Speech disturbances (aphasia, dysarthria)
Sensory loss
Visual disturbances
Headache
Altered consciousness or seizures
6. What are the risk factors for stroke-related hemiparesis?
Hypertension
Diabetes mellitus
Smoking
Dyslipidemia
Atrial fibrillation
Previous stroke or TIA
Family history of cardiovascular disease5.
7. What is receptive (Wernicke’s) aphasia and is it associated with hemiparesis?
Receptive aphasia is difficulty understanding spoken or written language, usually due to a lesion in Wernicke’s area. It is typically not associated with hemiparesis, as motor pathways are not involved6.
8. What is the difference between plegia, paresis, monoplegia, diplegia, and quadriplegia?
Plegia: Complete paralysis
Paresis: Weakness
Monoplegia: Paralysis of one limb
Diplegia: Paralysis of similar parts on both sides (often legs)
Quadriplegia: Paralysis of all four limbs5.
9. What investigations would you order in a case of acute hemiparesis?
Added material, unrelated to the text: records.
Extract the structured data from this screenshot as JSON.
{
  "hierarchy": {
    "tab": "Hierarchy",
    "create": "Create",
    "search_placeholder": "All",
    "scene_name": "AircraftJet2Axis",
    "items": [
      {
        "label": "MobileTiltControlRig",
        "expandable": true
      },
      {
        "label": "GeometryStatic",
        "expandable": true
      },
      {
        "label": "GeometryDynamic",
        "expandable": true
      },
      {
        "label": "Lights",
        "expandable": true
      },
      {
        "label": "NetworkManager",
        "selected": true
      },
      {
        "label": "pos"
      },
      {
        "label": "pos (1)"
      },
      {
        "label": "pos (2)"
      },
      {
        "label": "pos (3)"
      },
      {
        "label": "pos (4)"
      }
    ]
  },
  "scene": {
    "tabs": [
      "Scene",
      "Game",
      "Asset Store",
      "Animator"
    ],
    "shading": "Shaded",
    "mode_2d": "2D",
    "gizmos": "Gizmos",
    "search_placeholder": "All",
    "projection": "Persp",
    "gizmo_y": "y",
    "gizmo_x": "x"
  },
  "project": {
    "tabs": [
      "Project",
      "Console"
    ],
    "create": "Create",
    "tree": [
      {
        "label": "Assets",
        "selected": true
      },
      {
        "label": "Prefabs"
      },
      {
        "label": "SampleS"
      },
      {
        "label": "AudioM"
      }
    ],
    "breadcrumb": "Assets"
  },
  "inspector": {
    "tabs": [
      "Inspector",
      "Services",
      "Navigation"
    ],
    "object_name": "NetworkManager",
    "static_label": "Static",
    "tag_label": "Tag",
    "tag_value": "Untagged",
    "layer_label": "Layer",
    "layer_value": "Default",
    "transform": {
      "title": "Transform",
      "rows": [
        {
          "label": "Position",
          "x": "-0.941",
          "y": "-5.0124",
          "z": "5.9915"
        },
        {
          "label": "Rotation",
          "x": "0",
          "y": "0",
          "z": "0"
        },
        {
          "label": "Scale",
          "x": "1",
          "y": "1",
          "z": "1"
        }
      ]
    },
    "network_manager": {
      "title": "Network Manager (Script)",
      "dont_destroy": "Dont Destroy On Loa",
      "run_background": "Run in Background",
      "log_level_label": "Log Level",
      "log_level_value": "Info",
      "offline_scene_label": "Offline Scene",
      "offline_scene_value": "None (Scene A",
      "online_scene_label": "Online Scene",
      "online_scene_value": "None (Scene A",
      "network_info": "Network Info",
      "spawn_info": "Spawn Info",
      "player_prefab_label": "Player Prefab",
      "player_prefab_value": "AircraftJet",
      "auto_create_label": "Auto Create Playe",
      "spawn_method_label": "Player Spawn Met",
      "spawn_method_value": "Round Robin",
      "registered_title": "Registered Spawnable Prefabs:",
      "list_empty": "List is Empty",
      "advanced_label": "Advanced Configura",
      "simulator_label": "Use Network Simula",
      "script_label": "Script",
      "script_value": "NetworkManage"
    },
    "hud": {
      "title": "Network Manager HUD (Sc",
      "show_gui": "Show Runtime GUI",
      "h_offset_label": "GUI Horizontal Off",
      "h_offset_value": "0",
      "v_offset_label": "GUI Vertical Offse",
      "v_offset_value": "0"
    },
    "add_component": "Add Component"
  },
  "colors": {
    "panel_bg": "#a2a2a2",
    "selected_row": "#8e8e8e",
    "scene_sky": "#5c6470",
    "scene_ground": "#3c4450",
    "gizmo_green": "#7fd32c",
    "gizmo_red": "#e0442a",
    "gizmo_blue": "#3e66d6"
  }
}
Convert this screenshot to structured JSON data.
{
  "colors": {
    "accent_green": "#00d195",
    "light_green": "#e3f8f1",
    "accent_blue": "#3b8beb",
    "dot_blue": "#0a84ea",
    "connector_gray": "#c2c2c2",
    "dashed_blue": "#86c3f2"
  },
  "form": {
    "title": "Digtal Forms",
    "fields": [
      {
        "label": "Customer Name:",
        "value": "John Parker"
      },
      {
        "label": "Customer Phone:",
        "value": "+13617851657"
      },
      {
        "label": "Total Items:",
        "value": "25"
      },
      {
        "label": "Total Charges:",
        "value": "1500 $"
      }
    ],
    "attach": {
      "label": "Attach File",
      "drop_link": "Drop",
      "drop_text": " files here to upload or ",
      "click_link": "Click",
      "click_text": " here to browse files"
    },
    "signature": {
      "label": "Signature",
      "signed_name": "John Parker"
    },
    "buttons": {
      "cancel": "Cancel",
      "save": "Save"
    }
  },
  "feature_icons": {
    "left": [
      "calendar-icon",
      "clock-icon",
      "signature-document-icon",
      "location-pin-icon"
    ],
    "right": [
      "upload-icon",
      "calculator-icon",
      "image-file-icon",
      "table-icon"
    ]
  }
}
Neuroimaging (CT/MRI brain)
Blood glucose
Electrolytes
ECG (for arrhythmias)
Complete blood count
Coagulation profile
Echocardiography if cardioembolic source is suspected5.
10. What are the principles of acute management in a patient with sudden-onset hemiparesis?
Rapid assessment and stabilization
Immediate neuroimaging to differentiate ischemic from hemorrhagic stroke
Control of blood pressure, blood glucose, and oxygenation
Thrombolysis if indicated and within window period for ischemic stroke
Supportive care and prevention of complications5.